La sensation qui m'anime ressemble à celle que l'on peut ressentir lors du réveil après une anesthésie générale. J'entends ma voix, je vois un peu autour de moi, mais je suis trop faible pour réellement prendre conscience de tout ce qui m'entoure.

— Il est où Dam... ?

— À côté. H s'occupe de lui. Tu te sens de te lever ?

— Deux minutes s'il te plaît, je...

Je me penche à temps sur le côté pour vomir, et sens les doigts de Lu se crisper sur mes épaules. Elle caresse mes cheveux, me murmure des paroles réconfortantes. Au loin, j'entends la voix de Duke, il n'est donc pas parti au final... ?

Mon sang bat trop vite à mes tempes, des larmes de douleur dévalent mes joues et pourtant, je ne ressens pas grand-chose. Juste du vide.

— Comment va Samuel ?

La voix de H désormais, qui se rapproche un peu de moi pour me secouer légèrement.
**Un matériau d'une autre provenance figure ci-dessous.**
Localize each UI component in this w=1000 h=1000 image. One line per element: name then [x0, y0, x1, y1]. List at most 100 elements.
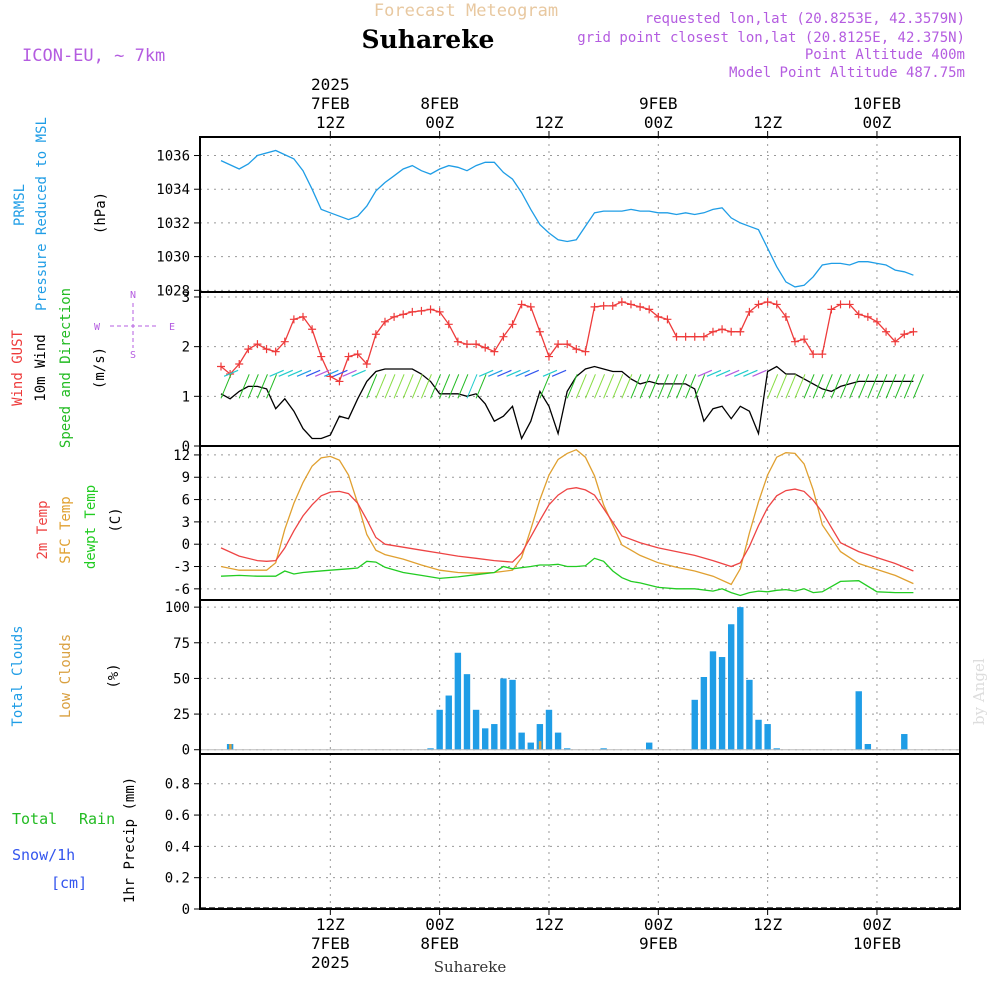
wind-barb — [612, 374, 624, 399]
bottom-time-label: 8FEB — [420, 934, 459, 953]
wind-arrow — [351, 369, 366, 377]
wind-barb — [803, 374, 815, 399]
total-cloud-bar — [700, 677, 708, 750]
wind-arrow — [287, 369, 303, 377]
wind-10m-label: 10m Wind — [33, 334, 49, 401]
gust-marker — [271, 347, 280, 356]
gust-marker — [690, 332, 699, 341]
top-time-label: 9FEB — [639, 94, 678, 113]
wind-arrow — [314, 369, 330, 377]
wind-barb — [621, 374, 633, 399]
wind-barb — [475, 374, 487, 399]
wind-barb — [840, 374, 851, 399]
gust-marker — [508, 320, 517, 329]
wind-10m-line — [220, 365, 914, 441]
wind-arrow — [515, 369, 530, 377]
wind-arrow — [743, 369, 758, 377]
gust-marker — [754, 300, 763, 309]
model-name: ICON-EU, ~ 7km — [22, 46, 165, 66]
panel-frame-temp — [199, 445, 961, 601]
wind-barb — [466, 374, 478, 399]
bottom-location: Suhareke — [434, 958, 507, 976]
wind-arrow — [269, 369, 284, 377]
temp-2m-line — [220, 487, 914, 572]
total-cloud-bar — [727, 624, 735, 750]
temp-sfc-label: SFC Temp — [58, 496, 74, 563]
total-cloud-bar — [645, 742, 653, 750]
wind-barb — [630, 374, 642, 399]
gust-marker — [636, 302, 645, 311]
top-time-label: 12Z — [535, 113, 564, 132]
gust-marker — [845, 300, 854, 309]
low-cloud-bar — [538, 741, 542, 750]
total-cloud-bar — [864, 744, 872, 750]
y-tick-label: 1032 — [156, 216, 190, 232]
gust-marker — [444, 320, 453, 329]
dewpt-temp-line — [220, 557, 914, 597]
gust-marker — [535, 327, 544, 336]
total-cloud-bar — [545, 709, 553, 750]
wind-barb — [266, 374, 278, 399]
pressure-label-1: PRMSL — [12, 184, 28, 226]
total-cloud-bar — [445, 695, 452, 750]
wind-arrow — [734, 369, 749, 377]
temp-unit: (C) — [108, 507, 124, 532]
bottom-time-label: 7FEB — [311, 934, 350, 953]
total-cloud-bar — [901, 734, 908, 750]
wind-arrow — [296, 369, 312, 377]
wind-barb — [858, 374, 870, 399]
top-time-label: 10FEB — [853, 94, 901, 113]
wind-arrow — [506, 369, 521, 377]
compass-rose: N E S W — [94, 290, 175, 361]
gust-marker — [472, 340, 481, 349]
gust-marker — [672, 332, 681, 341]
bottom-time-label: 00Z — [644, 915, 673, 934]
gust-marker — [617, 297, 626, 306]
gust-marker — [854, 310, 863, 319]
gust-marker — [599, 301, 608, 310]
gust-marker — [554, 340, 563, 349]
panel-frame-wind — [199, 291, 961, 447]
gust-marker — [335, 377, 344, 386]
model-altitude: Model Point Altitude 487.75m — [729, 65, 965, 81]
gust-marker — [308, 325, 317, 334]
total-cloud-bar — [454, 652, 462, 750]
gust-marker — [663, 315, 672, 324]
y-tick-label: 0.2 — [165, 871, 190, 887]
gust-marker — [727, 327, 736, 336]
wind-barb — [402, 374, 414, 399]
wind-barb — [584, 374, 596, 399]
wind-barb — [238, 374, 250, 399]
y-tick-label: 1036 — [156, 149, 190, 165]
wind-barb — [448, 374, 460, 399]
wind-unit: (m/s) — [92, 347, 108, 389]
gust-marker — [362, 360, 371, 369]
wind-arrow — [706, 369, 722, 377]
gust-marker — [626, 300, 635, 309]
gust-marker — [344, 352, 353, 361]
pressure-label-2: Pressure Reduced to MSL — [34, 117, 50, 311]
wind-arrow — [305, 369, 321, 377]
cloud-panel-labels: Total Clouds Low Clouds (%) — [10, 625, 122, 726]
y-tick-label: 25 — [173, 707, 190, 723]
gust-marker — [280, 337, 289, 346]
gust-marker — [699, 332, 708, 341]
gust-marker — [235, 360, 244, 369]
gust-marker — [563, 340, 572, 349]
gust-marker — [608, 301, 617, 310]
gust-marker — [390, 312, 399, 321]
precip-unit: 1hr Precip (mm) — [122, 777, 138, 903]
wind-arrow — [524, 369, 539, 377]
wind-arrow — [333, 369, 348, 377]
panel-frame-precip — [199, 753, 961, 910]
top-time-label: 12Z — [753, 113, 782, 132]
gust-marker — [736, 327, 745, 336]
total-cloud-bar — [500, 678, 507, 750]
wind-arrow — [223, 369, 239, 377]
gust-marker — [863, 312, 872, 321]
wind-arrow — [497, 369, 512, 377]
wind-barb — [694, 374, 706, 399]
wind-barb — [903, 374, 915, 399]
y-tick-label: 12 — [173, 448, 190, 464]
— Aller mon grand ça va aller. On va vous ramener chez moi, on va s'occuper de vous.

Je hoche doucement la tête, et me pétrifie lorsqu'un hurlement retenti à côté de moi.

— Putain mais faîtes gaffes ! T'as pas vu qu'il a la cuisse défoncée ?!

Mes poings se crispent en se serrant, et je gémis en fermant les yeux, mon nez ruisselant de sang et de larmes, l'odeur du vomi à côté de moi me retournant le cœur.